Não compreendo o assanhamento da imprensa a respeito de mudanças ministeriais. Acredito que os meios de comunicação caíram numa espécie de cilada do governo. Aborrecido com as críticas que diariamente lê na mídia, críticas que nos últimos tempos arrolam escândalos e casos de corrupção nos escalões superiores e sobretudo nas ruas, o governo decide sair por uma tangente de impacto, forçando pedidos de demissão, quando quer se livrar de dois ou três personagens que o incomodam.
Certa vez, um ministro soube pelo telefone que estava pedindo demissão, justo no instante que estava reunido com uma autoridade estrangeira, no desempenho normal de seu cargo. Uma coisa é alguém ficar sabendo que não é mais ministro por telefone: trata-se de um direito da Presidência da República. Outra coisa, bem humilhante por sinal, é ficar sabendo pelo telefone que tomou uma atitude que, na realidade, não tomou.
Num regime parlamentarista, tudo seria normal, pois é da sua própria essência a queda e recondução de um gabinete, provocadas, uma e outra, pelo núcleo do poder que é o parlamento, em tese, a encarnação legal da vontade popular. Mas num país onde não existem partidos de verdade, como o Brasil (a exceção são as pequenas frações ideológicas que se formam a partir de um ideário, como o PV, por exemplo), os partidos só têm de partido a ambição (considerada natural) de chegar ao poder.
Ideias e métodos não fazem parte desses clubes políticos. Tanto é verdade que, quando um integrante da comissão executiva de um partido é convidado para um cargo num governo dirigido por adversários, aceita o posto de sacrifício mas "em caráter particular". Ou seja, desvincula-se do seu partido de origem para ficar à vontade num ministério onde será obrigado a cumprir e fazer cumprir o programa de outro partido. Como sempre, a pretendida coalizão que dá ao governo sua base parlamentar, hoje conhecida como "base aliada", é armada em torno de cargos, vantagens, mordomias e benesses e nem assim, muitas vezes, o Poder Executivo numa dita democracia representativa consegue dar a volta por cima.

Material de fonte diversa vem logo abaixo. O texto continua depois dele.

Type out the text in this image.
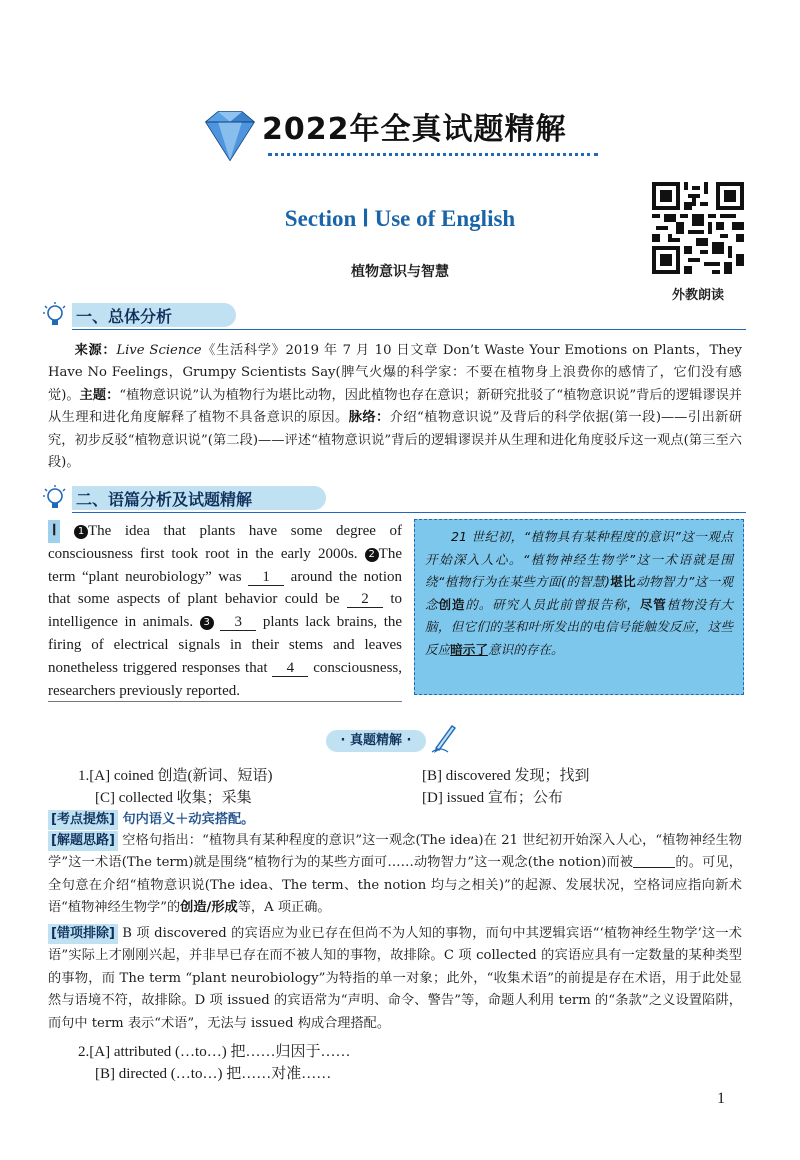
2022年全真试题精解
Section Ⅰ Use of English
植物意识与智慧
外教朗读
一、总体分析
来源：Live Science《生活科学》2019 年 7 月 10 日文章 Don’t Waste Your Emotions on Plants，They Have No Feelings，Grumpy Scientists Say(脾气火爆的科学家：不要在植物身上浪费你的感情了，它们没有感觉)。主题：“植物意识说”认为植物行为堪比动物，因此植物也存在意识；新研究批驳了“植物意识说”背后的逻辑谬误并从生理和进化角度解释了植物不具备意识的原因。脉络：介绍“植物意识说”及背后的科学依据(第一段)——引出新研究，初步反驳“植物意识说”(第二段)——评述“植物意识说”背后的逻辑谬误并从生理和进化角度驳斥这一观点(第三至六段)。
二、语篇分析及试题精解
Ⅰ 1 The idea that plants have some degree of consciousness first took root in the early 2000s. 2 The term “plant neurobiology” was 1 around the notion that some aspects of plant behavior could be 2 to intelligence in animals. 3 3 plants lack brains, the firing of electrical signals in their stems and leaves nonetheless triggered responses that 4 consciousness, researchers previously reported.
21 世纪初，“植物具有某种程度的意识”这一观点开始深入人心。“植物神经生物学”这一术语就是围绕“植物行为在某些方面(的智慧)堪比动物智力”这一观念创造的。研究人员此前曾报告称，尽管植物没有大脑，但它们的茎和叶所发出的电信号能触发反应，这些反应暗示了意识的存在。
· 真题精解 ·
1.[A] coined 创造(新词、短语)	[B] discovered 发现；找到
[C] collected 收集；采集	[D] issued 宣布；公布
[考点提炼] 句内语义＋动宾搭配。
[解题思路] 空格句指出：“植物具有某种程度的意识”这一观念(The idea)在 21 世纪初开始深入人心，“植物神经生物学”这一术语(The term)就是围绕“植物行为的某些方面可……动物智力”这一观念(the notion)而被	的。可见，全句意在介绍“植物意识说(The idea、The term、the notion 均与之相关)”的起源、发展状况，空格词应指向新术语“植物神经生物学”的创造/形成等，A 项正确。
[错项排除] B 项 discovered 的宾语应为业已存在但尚不为人知的事物，而句中其逻辑宾语“‘植物神经生物学’这一术语”实际上才刚刚兴起，并非早已存在而不被人知的事物，故排除。C 项 collected 的宾语应具有一定数量的某种类型的事物，而 The term “plant neurobiology”为特指的单一对象；此外，“收集术语”的前提是存在术语，用于此处显然与语境不符，故排除。D 项 issued 的宾语常为“声明、命令、警告”等，命题人利用 term 的“条款”之义设置陷阱，而句中 term 表示“术语”，无法与 issued 构成合理搭配。
2.[A] attributed (…to…) 把……归因于……
[B] directed (…to…) 把……对准……
1
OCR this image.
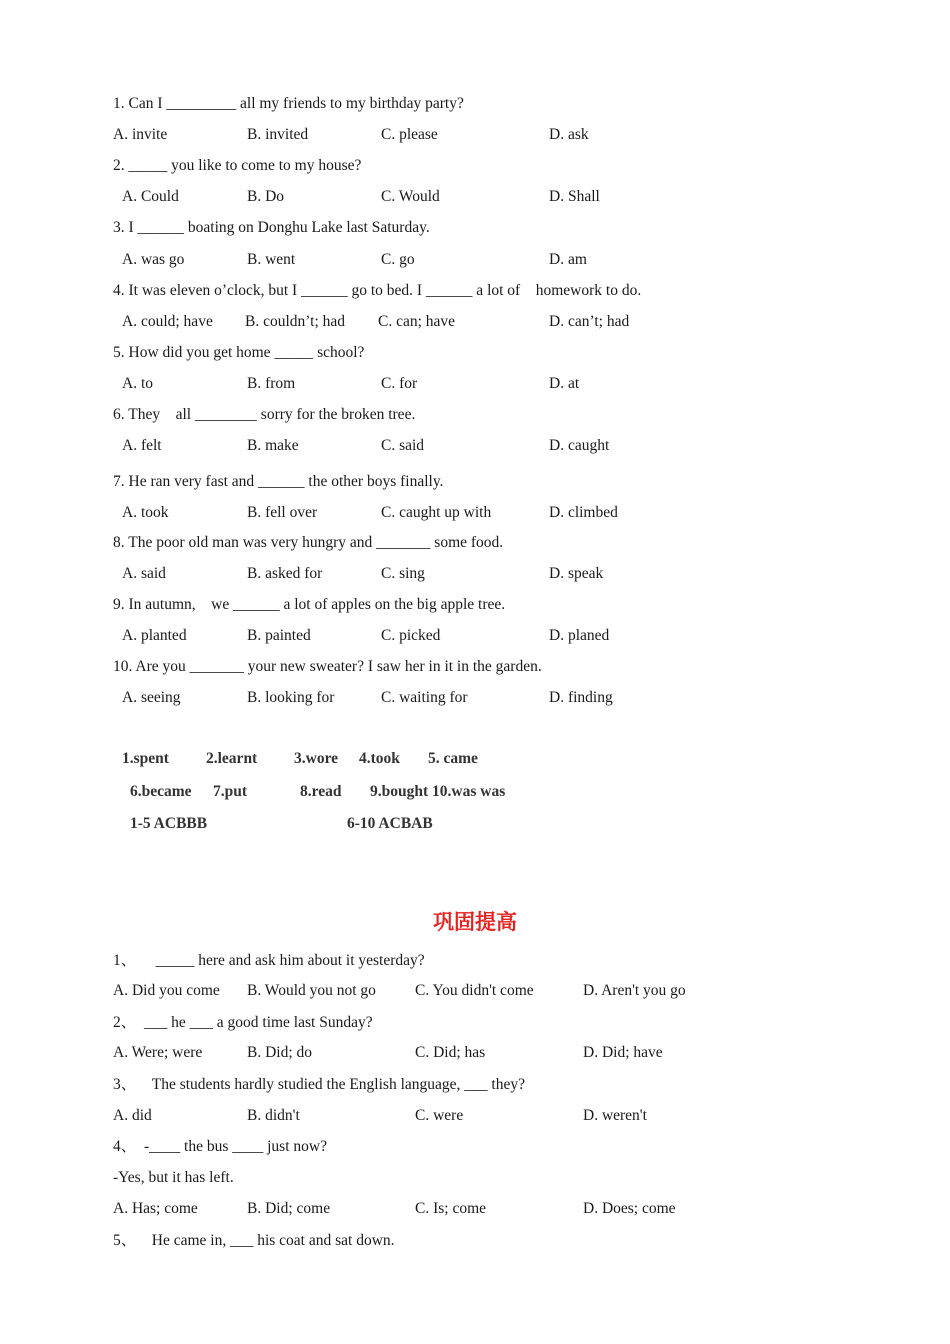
1. Can I _________ all my friends to my birthday party?
A. invite	B. invited	C. please	D. ask
2. _____ you like to come to my house?
A. Could	B. Do	C. Would	D. Shall
3. I ______ boating on Donghu Lake last Saturday.
A. was go	B. went	C. go	D. am
4. It was eleven o’clock, but I ______ go to bed. I ______ a lot of    homework to do.
A. could; have B. couldn’t; had C. can; have	D. can’t; had
5. How did you get home _____ school?
A. to	B. from	C. for	D. at
6. They    all ________ sorry for the broken tree.
A. felt	B. make	C. said	D. caught
7. He ran very fast and ______ the other boys finally.
A. took	B. fell over	C. caught up with	D. climbed
8. The poor old man was very hungry and _______ some food.
A. said	B. asked for	C. sing	D. speak
9. In autumn,    we ______ a lot of apples on the big apple tree.
A. planted	B. painted	C. picked	D. planed
10. Are you _______ your new sweater? I saw her in it in the garden.
A. seeing	B. looking for	C. waiting for	D. finding
1.spent 2.learnt 3.wore 4.took 5. came
6.became 7.put	8.read 9.bought 10.was was
1-5 ACBBB	6-10 ACBAB
巩固提高
1、     _____ here and ask him about it yesterday?
A. Did you come B. Would you not go	C. You didn't come	D. Aren't you go
2、  ___ he ___ a good time last Sunday?
A. Were; were	B. Did; do	C. Did; has	D. Did; have
3、    The students hardly studied the English language, ___ they?
A. did	B. didn't	C. were	D. weren't
4、  -____ the bus ____ just now?
-Yes, but it has left.
A. Has; come	B. Did; come	C. Is; come	D. Does; come
5、    He came in, ___ his coat and sat down.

Bem, isso tudo é óbvio. De espantar é a imprensa fazer o jogo do poder dando moldura de escândalo, de fato transcendental e politicamente notável à dança de nomes nos escalões superiores do governo. Não chego ao ponto de considerar uma renúncia do ministério mera cortina de fumaça para distrair a opinião pública estarrecida com alguns casos de corrupção. Mas descreio de qualquer medida de impacto.
No início de cada governo, o presidente costuma declarar enfaticamente que ninguém deveria cobrar nada de seus ministros, e sim, dele próprio. Logo, não será por aí, com a simples mudança de ministros, que a situação ficará melhor.
Os anos passam e o país continua mergulhado em seus problemas estruturais e sintomáticos, desemprego, saúde, educação, segurança e, o que é pior, desesperança. Legitimada ao poder pelo voto popular que se manifestou nas catimbadas campanhas eleitorais, tudo parece desmoronar.
A culpa, afinal, não deve ser atribuída unicamente às eventuais forças detentoras do poder, mas à falta de uma reforma política que coloque nossa vida pública num patamar decente e moderno.
Em suma: nem adianta trocar um ministro por outro. A estrutura do poder democrático, incluindo principalmente os partidos, continua o mesmo apesar dos mensalões e embargos infringentes.